It has been quite an adventure since my last update. About 6 weeks into my internship, LOTI invited me to go with them to Kenya for 2.5 weeks in the month of August. So I spent my last few weeks preparing plans and researching for the projects for western Kenya. I was excited to get the opportunity to see my summer work implemented.

We left on August 8 for Nairobi where we stayed with the director of our partner organization in Nairobi. Possibilities Africa is a Christian non-profit organization that can best be classified as a community organizing institution, although that doesn't fully describe them. PA works in a few rural communities across Kenya. We spent a day planning with PA in Nairobi then headed out on the 8 hour van ride to western Kenya and a village named Namawanga. The first two days saw classrooms filled with about 30 or 40 Kenyans ranging from 16 to 70 years old. We taught about biogas and biochar as well as held business training and various meetings with the local community based organization (CBO) about the credit/microfinance program. I spent most of my time teaching about biogas and biochar and absorbing information about the community around me. After the educational days we started an install of a biogas digester at a local farm. We tried to use as many local parts as possible so we spent many hours each morning and night shopping in Bungoma Town, the closest town to the village. Using local parts also meant being flexible, and flexibility meant late nights and early mornings doing redeisgns and calculations.
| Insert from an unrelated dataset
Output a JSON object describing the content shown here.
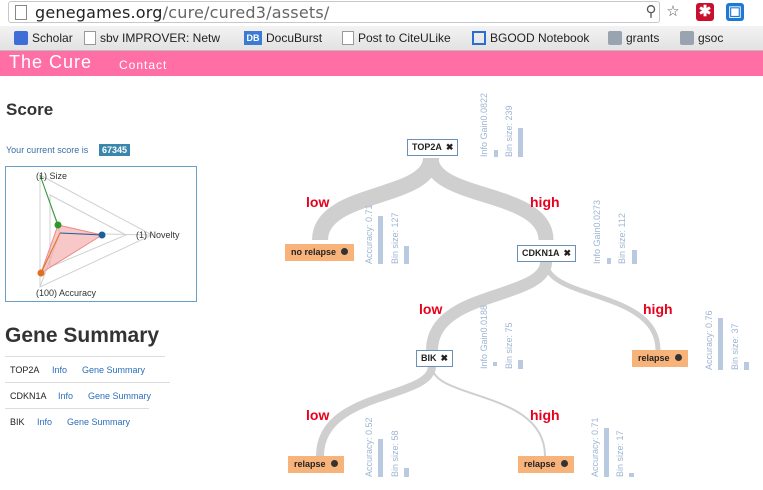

After a series of mishaps with some PVC cement that chemically reacted with some of our materials, we were able to mostly finish the body of the digester in two days. We worked alongside Kenyans and used the install as a practicum of sorts. The first day I also had the honor of explaining the technology to two classes of about 30 middle school aged kids who had heard about the project and came by as a field trip. We left Namawanga for Kisumu for a couple days to rest and to give a presentation on the technological and business potential of solar panel lighting systems to a group of youth in the village of Gem Rae. We returned to Namawanga early the second week and installed the digester and gas piping. We also repaired some of the solar lighting systems that had been installed either last year or three years ago with a couple of the technicians LOTI had certified in previous trips. We also made one new install. We spent the last few days in Nairobi, writing up the previous week and a half. The plane ride home was quite an adventure.

We had to be diverted mid flight to Azores, a group of 9 Portuguese volcanic islands in the middle of the Atlantic, where we spent 30 hrs before getting a new plane from London to fly to DC. The trip was an unbelievable experience and was a perfect way to conclude my internship. It helped bring my experience full circle and gave me an excellent picture of what it might look like to work in this field full-time. I still have no idea what I will I do when I finish this year, but development engineering is certainly still a possibility.